We aim to publish the results in an open access journal within 24 months of study completion, in line with the National Institute for Health and Care Research (NIHR) guidelines. Outcome papers will adhere to CONSORT guidelines. We will work with the PPIE group to provide a lay-accessible summary of the results to all study participants. The final study report will follow the International Committee of Medical Journal Editors (ICMJE) authorship criteria.

Patient and public involvement and engagement (PPIE)

The PPIE group have given input on the participant facing materials, intervention design and health resource use questionnaire and the study logo. One PPIE representative has been recruited to the study management group and an independent lay representative sits on the PSC. The PPIE group will meet regularly throughout the study to advise the research team of study conduct and at the end of the study they will be involved in interpreting and disseminating the results. The PPIE group is supported by Innovations in Dementia Community Interest Company.

Discussion

The RecoverED intervention is a rehabilitation intervention for older people with and without dementia experiencing delirium and is designed to support recovery after an admission with delirium after discharge home from the acute hospital. This study is designed to test and develop the programme theory of the intervention for participants and to establish the feasibility of conducting a definitive multi-centre RCT of the effectiveness and cost-effectiveness of the intervention compared to usual care. If the trial is shown to be feasible, the study team will proceed with a definitive multi-centre RCT.

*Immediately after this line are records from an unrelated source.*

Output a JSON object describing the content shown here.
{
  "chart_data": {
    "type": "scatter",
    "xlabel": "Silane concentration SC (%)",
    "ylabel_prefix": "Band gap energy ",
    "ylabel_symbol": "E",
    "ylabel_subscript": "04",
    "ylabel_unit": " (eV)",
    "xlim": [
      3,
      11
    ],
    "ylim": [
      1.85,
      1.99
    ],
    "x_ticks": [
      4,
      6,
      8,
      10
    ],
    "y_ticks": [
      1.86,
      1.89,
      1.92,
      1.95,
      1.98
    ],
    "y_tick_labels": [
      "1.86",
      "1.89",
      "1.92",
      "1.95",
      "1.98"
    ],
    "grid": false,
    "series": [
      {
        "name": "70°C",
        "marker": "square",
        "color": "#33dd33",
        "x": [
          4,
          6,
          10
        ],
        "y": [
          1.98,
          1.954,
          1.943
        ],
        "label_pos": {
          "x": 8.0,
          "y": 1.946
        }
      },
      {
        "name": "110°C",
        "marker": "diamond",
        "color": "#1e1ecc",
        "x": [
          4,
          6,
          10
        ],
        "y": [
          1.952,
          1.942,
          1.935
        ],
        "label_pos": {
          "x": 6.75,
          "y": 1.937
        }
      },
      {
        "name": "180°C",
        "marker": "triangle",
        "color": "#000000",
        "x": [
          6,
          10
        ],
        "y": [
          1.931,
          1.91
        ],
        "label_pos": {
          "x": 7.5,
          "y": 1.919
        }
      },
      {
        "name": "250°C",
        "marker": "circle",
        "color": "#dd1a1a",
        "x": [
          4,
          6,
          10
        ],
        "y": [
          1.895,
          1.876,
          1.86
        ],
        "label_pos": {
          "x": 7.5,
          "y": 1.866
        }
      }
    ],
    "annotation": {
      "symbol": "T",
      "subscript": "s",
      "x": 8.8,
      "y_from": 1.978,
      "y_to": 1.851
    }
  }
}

One of the main strengths of this feasibility study is that the intervention can be developed iteratively over the course of the study programme, supported by information from the embedded process evaluation, allowing the optimal approach to be adopted in future definitive RCT. Another strength is the involvement of a multidisciplinary team, advisory groups and PPIE members throughout the design process of the study. In addition, the innovative approach of including carers in the intervention and delivering it as a package to both participants with delirium and their carers is a relatively novel approach, with great potential benefit. If we can improve recovery after delirium, it may be possible both to prevent the cognitive and functional decline widely described in previous delirium research and reduce incidence of new onset dementia after delirium. This feasibility study will address this lack of evidence and inform the design of a future definitive RCT to evaluate clinical efficacy and cost-effectiveness of the RecoverED intervention.

Study status

The feasibility study is scheduled to open for recruitment in April 2023.